I have a parquet file whic is stored in a partitioned directory. The format of the partition is
/dates=*/hour=*/something.parquet
.
The content of parquet file looks like as follows:
{a:1,b:2,c:3}.
This is json data and i want to create external hive table.
My approach:
CREATE EXTERNAL TABLE test_table (a int, b int, c int) PARTITIONED BY (dates string, hour string) STORED AS PARQUET LOCATION '/user/output/';
After that i run MSCK REPAIR TABLE test_table;
but i get following ouput:
hive> select * from test_table;
OK
NULL NULL NULL 2021-09-27 09
The other three columns are null. I think i have to define JSON schema somehow but i have no idea how to proceed further. Any help would be great.

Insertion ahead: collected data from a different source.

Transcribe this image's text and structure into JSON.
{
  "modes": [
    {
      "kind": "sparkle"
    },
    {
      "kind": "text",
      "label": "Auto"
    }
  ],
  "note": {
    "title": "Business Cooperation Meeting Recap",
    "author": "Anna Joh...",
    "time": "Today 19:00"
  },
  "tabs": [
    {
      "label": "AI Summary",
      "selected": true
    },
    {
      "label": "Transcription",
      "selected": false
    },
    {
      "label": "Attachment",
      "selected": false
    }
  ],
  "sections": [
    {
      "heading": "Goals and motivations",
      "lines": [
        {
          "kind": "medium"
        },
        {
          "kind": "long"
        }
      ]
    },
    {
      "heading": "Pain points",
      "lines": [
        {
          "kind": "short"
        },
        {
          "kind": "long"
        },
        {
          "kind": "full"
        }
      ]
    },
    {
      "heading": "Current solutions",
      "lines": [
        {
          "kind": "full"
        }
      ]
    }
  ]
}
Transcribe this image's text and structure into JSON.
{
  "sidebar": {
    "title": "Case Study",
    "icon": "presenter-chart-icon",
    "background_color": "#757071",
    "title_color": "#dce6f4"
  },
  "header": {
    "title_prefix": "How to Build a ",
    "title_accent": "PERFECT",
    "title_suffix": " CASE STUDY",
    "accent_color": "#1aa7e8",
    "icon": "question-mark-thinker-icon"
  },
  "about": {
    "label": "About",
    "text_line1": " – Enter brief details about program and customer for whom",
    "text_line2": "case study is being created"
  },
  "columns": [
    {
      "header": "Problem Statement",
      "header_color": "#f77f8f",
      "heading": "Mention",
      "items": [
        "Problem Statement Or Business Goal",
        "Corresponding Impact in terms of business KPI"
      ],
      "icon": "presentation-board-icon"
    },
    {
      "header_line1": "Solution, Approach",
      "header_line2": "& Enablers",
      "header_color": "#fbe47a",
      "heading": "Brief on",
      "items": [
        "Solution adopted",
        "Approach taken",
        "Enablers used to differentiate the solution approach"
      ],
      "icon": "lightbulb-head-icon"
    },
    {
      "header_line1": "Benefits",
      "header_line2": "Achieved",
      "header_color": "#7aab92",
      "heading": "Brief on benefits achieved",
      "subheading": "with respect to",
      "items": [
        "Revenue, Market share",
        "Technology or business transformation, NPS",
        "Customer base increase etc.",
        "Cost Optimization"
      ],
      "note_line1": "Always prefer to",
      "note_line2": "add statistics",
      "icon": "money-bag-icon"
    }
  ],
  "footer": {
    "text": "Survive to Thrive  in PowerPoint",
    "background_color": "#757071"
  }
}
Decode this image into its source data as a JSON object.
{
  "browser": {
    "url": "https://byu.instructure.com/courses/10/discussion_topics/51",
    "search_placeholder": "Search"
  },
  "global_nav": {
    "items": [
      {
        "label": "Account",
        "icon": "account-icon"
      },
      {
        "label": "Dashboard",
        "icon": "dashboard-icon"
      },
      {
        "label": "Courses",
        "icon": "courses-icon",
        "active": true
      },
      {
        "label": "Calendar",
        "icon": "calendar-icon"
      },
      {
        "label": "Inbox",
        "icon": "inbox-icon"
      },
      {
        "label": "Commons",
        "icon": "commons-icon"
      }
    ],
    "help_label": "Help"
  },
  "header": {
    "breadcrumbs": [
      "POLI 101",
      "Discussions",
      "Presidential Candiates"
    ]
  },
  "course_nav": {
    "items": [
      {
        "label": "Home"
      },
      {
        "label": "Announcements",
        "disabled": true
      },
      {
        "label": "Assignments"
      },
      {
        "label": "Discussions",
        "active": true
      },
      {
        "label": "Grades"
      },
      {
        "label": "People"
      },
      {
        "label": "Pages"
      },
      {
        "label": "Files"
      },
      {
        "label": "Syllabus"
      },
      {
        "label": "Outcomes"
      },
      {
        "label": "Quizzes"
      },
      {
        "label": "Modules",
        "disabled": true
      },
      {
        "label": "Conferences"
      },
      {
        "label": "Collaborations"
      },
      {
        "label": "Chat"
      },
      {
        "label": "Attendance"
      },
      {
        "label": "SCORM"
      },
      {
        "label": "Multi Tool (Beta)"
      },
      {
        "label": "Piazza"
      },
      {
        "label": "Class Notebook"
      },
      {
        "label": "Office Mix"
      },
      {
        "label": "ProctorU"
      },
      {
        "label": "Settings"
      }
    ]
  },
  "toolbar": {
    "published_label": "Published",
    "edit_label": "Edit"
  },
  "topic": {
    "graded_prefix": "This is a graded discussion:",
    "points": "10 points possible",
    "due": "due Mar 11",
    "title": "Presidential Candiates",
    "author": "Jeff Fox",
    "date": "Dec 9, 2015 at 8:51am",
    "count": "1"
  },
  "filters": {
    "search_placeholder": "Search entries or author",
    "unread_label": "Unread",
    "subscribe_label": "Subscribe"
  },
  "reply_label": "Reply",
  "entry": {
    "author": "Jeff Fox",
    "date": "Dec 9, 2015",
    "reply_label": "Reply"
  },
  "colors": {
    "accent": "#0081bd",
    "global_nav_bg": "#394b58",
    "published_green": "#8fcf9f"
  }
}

CodePudding user response:
Create table with the same schema as parquet file:
CREATE EXTERNAL TABLE test_table (value string) PARTITIONED BY (dates string, hour string) STORED AS PARQUET LOCATION '/user/output/';
Run repair table to mount partitions:
MSCK REPAIR TABLE test_table;
Parse value in query:
select e.a, e.b, e.c
from test_table t
lateral view json_tuple(t.value, 'a', 'b', 'c') e as a,b,c
Cast values as int if necessary: cast(e.a as int) as a